I had never realized that the author of so many books I have enjoyed so much came to his faith based upon—to quote Dragnet’s Joe Friday ‘the facts, ma’am—just the facts’. Strobel was a highly intelligent, highly motivated and award-winning legal editor of the Chicago Tribune, who earned a Master of Studies in Law degree from Yale, and eventually won four Gold Medallions for publishing excellence. He was no ‘needy lamb’ looking for a Shepherd, but a man with insight, influence, and enough connections that he could interview the best medical doctors, theologians, psychologists (Faye Dunaway is terrific), and archeologists in the world in his search for truth.
His search concluded with the counsel from a friend that ultimate truth eventually comes down to finding the facts, synthesizing the evidence, and, by faith, accepting what all those conclude. This was the advice, believe it or not, from an atheist—who reasoned that even atheism is a leap of faith. “When the chili meets the cheese", he is told by another, "let the facts form your proof".
Parts of the film are a bit disconcerting, especially the graphic analysis of crucifixion. Others are poignant, as when Strobel’s small daughter tells her father “I guess I’m an atheist too.” But the plot is superbly unfolded in the parallelism of an award-winning editor’s search for truth in a gang-related police cover-up, as well as his eventual search for Christ.

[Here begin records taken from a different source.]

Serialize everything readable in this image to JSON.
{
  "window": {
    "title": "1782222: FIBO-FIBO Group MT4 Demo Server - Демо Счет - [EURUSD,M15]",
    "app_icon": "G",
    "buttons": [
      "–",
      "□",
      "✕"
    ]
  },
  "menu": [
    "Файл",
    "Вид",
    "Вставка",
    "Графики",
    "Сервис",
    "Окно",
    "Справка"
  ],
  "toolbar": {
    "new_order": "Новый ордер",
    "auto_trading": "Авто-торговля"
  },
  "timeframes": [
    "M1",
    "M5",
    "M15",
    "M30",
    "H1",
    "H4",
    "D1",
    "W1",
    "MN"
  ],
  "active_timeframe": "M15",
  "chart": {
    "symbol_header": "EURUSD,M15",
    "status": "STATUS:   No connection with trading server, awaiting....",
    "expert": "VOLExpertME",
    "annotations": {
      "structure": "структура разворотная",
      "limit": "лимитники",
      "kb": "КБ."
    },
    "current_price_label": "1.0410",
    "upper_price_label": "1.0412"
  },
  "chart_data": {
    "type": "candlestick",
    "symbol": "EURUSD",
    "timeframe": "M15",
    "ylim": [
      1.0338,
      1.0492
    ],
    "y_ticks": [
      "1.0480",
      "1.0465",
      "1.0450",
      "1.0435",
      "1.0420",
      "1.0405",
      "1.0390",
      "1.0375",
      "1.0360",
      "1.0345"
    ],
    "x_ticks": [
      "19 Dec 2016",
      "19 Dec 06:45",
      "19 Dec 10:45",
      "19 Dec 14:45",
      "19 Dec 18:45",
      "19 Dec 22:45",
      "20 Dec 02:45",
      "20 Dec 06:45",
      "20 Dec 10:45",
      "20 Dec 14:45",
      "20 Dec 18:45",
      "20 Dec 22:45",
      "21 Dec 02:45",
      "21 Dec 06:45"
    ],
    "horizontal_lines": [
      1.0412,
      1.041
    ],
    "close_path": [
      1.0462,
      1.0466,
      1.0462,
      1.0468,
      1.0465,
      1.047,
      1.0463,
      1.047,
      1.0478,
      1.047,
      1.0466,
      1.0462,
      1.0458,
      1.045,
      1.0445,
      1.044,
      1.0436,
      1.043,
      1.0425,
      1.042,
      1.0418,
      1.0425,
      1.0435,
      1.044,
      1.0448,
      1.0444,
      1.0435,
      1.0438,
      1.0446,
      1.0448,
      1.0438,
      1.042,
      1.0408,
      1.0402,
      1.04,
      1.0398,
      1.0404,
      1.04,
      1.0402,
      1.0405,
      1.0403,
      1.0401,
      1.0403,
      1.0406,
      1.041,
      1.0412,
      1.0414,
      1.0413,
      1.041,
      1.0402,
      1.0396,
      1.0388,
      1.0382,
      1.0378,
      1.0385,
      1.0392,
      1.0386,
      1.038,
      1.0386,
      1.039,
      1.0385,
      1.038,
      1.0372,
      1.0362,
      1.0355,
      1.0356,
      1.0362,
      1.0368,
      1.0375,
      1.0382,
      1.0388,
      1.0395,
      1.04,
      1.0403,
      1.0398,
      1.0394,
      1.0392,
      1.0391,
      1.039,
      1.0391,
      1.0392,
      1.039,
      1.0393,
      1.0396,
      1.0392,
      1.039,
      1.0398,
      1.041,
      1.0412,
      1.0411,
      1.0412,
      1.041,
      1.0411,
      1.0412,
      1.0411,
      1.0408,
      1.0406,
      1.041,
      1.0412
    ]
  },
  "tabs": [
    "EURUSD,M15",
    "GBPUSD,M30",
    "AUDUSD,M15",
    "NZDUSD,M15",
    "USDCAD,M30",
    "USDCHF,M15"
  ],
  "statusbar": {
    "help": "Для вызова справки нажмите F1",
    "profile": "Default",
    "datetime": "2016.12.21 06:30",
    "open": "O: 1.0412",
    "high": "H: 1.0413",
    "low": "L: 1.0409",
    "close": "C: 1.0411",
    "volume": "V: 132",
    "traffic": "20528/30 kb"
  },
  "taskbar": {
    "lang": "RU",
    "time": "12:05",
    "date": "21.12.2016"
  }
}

The characters are not only believable, their performances are superb. Strobel’s longsuffering and faithful—“you only” —Christian wife (Erika Christensen—a Scientologist by the way) is a paradigm of what an unbeliever’s wife should be. In the end however, a man who lives and dies by facts alone is not won to the faith by those facts—they are only a validation. He is won, reluctantly, by the loves in his life which he saw, and did not see, the understanding that the best-researched conclusions could prove to be invalid—“you didn’t want to see it” —and events in daily life which coincidence cannot explain.
As an apologetic against unbelief, this film checks all the boxes, examines all the evidence thoroughly, and leaves but one conclusion…no matter how ardently a skeptic might fight to the end to deny it.